Assuming Democratic leaders can hold all 54 of their members (they say they can and all indicators make it seem likely), Reid would need just six GOP senators to break ranks on the motions to open and close debate. On Monday, GOP Sen. Mark S. Kirk of Illinois said he would support both procedural motions and a final bill for a clean debt limit hike. Sen. Lisa Murkowski of Alaska, when asked specifically whether she would vote for a clean debt ceiling bill, said she would “want to proceed on anything.” Sen. Lindsey Graham of South Carolina said he would vote for a short-term clean debt limit increase, even though he views Reid’s attempts to move a bill this week as a “gimmick.”

“We’ve got a situation where you have a calendar running, you’ve got people who are frustrated and upset, and so let’s figure it out. We shouldn’t be dismissing anything,” Murkowski told reporters at votes Monday evening.

“I want to proceed on anything. I’ve got crab fishermen who are worried, alright?” the Alaska Republican said, when asked specifically about whether she could support cloture on a debt limit bill without the policy riders, entitlement reforms or spending cuts many Republicans have demanded for the past two Congresses.
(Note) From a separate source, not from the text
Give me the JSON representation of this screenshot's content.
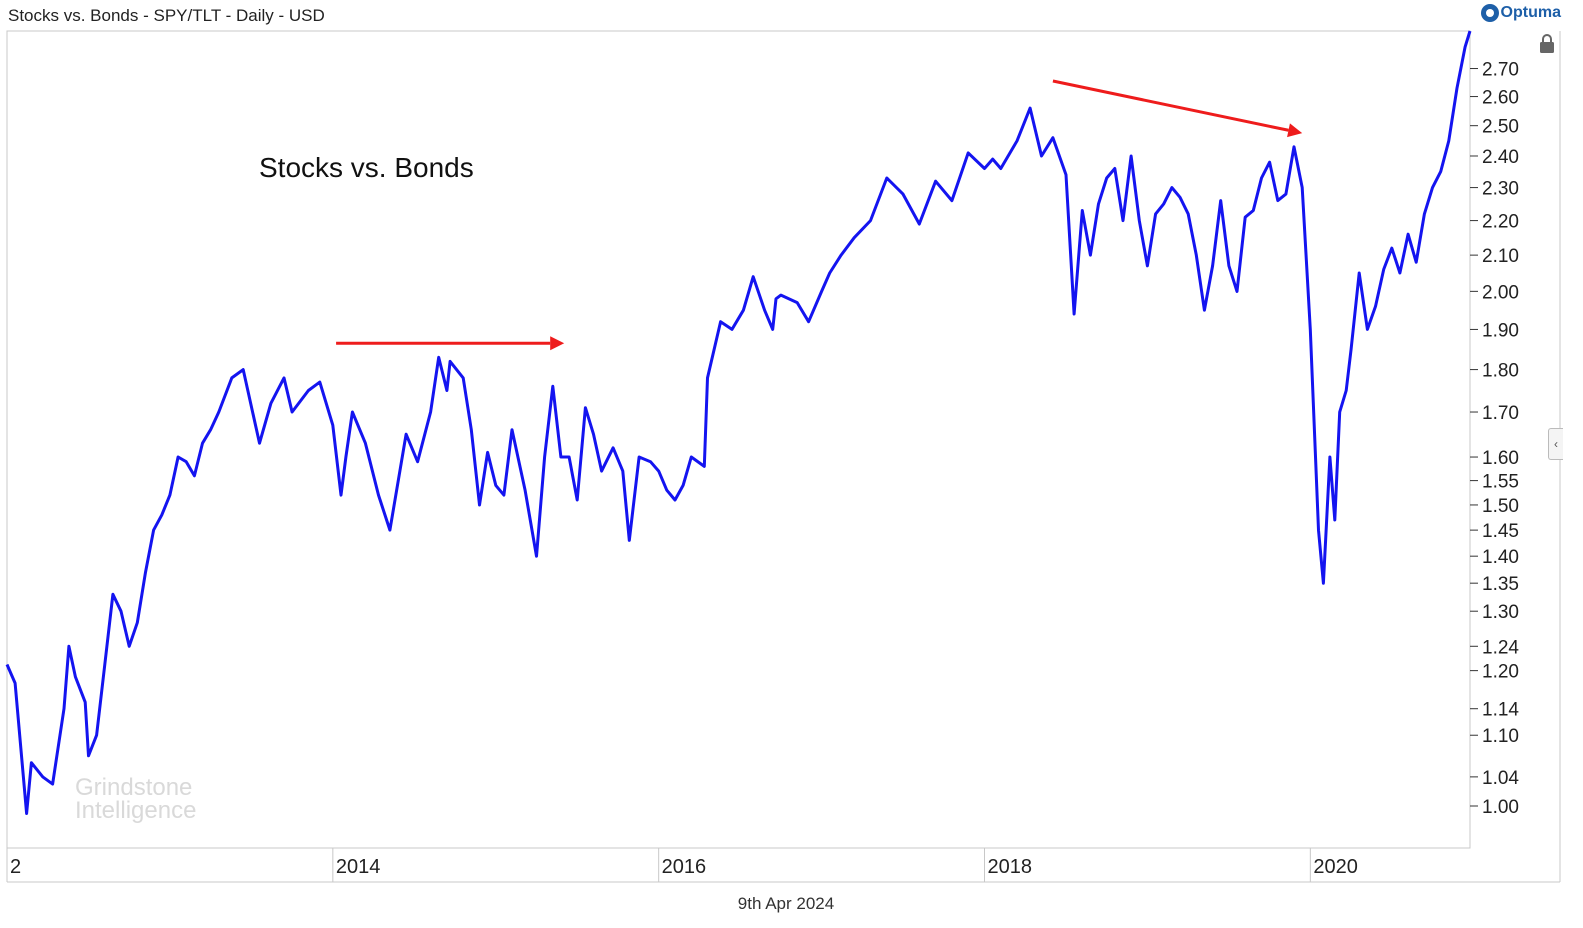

Not all Senate Republicans, however, are keen on the idea of extending the nation’s borrowing capacity — in other words, paying bills Congress already has accrued — without exacting some sort of policy change from Democrats, whether it’s entitlement reforms, concessions on Obamacare or further spending cuts.

Sen. Richard M. Burr, R-N.C. — who once called the push to shut down the government over defunding Obamacare “the dumbest idea I’ve ever heard” — said Monday he would not support a clean debt limit increase. He said the GOP had to capitalize on the chance to score policy victories because if it didn’t, then it would not have many more political moments to do so.

“I think with the limited number of vehicles Republicans have in the Senate, we ought to take the opportunity to debate and amend as much as we can,” Burr said.

Burr also dismissed the idea that the Oct. 17 deadline presented by the Treasury Department is an absolute default deadline, arguing that with the amount of revenue taken in, Treasury could prioritize servicing the debt before paying other bills (a notion that likely won’t sit well with recipients of Social Security benefits, for example).

Of course, there even is division on this among Republicans, with many members of varying ideology and experience debating the seriousness of blowing by the debt limit deadline. Yet there might be more agreement on what the debt limit vote means as Congress’ deadline gets closer and Republicans start hearing from Wall Street, where some of their top political backers lie.

“The markets will act if we abandon the good faith and credit of the United States of America. The markets will punish us,” said Sen. John McCain, R-Ariz. “Remember TARP?”

“Everybody I’ve talked to on Wall Street — they will believe that it’s very serious,” McCain said, adding he had not yet decided on how to vote on a clean debt limit bill. “As much as I appreciate all the elder statesmen in my party, what I respect more is what I’m hearing from my friends on Wall Street.”

Graham, while decrying votes this week as political theater, said he would vote on a shorter debt limit hike to avert default while negotiating a larger budget deal.

“That’s just a political exercise. I mean what do you tell people at home? You’re going to keep borrowing money forever?” Graham said. “I would vote for a short-term debt ceiling increase with the understanding we’d get room to try to come up with … a package that would address our debt problems. … It’s not like you’re going into uncharted waters here.”

Niels Lesniewski contributed to this report.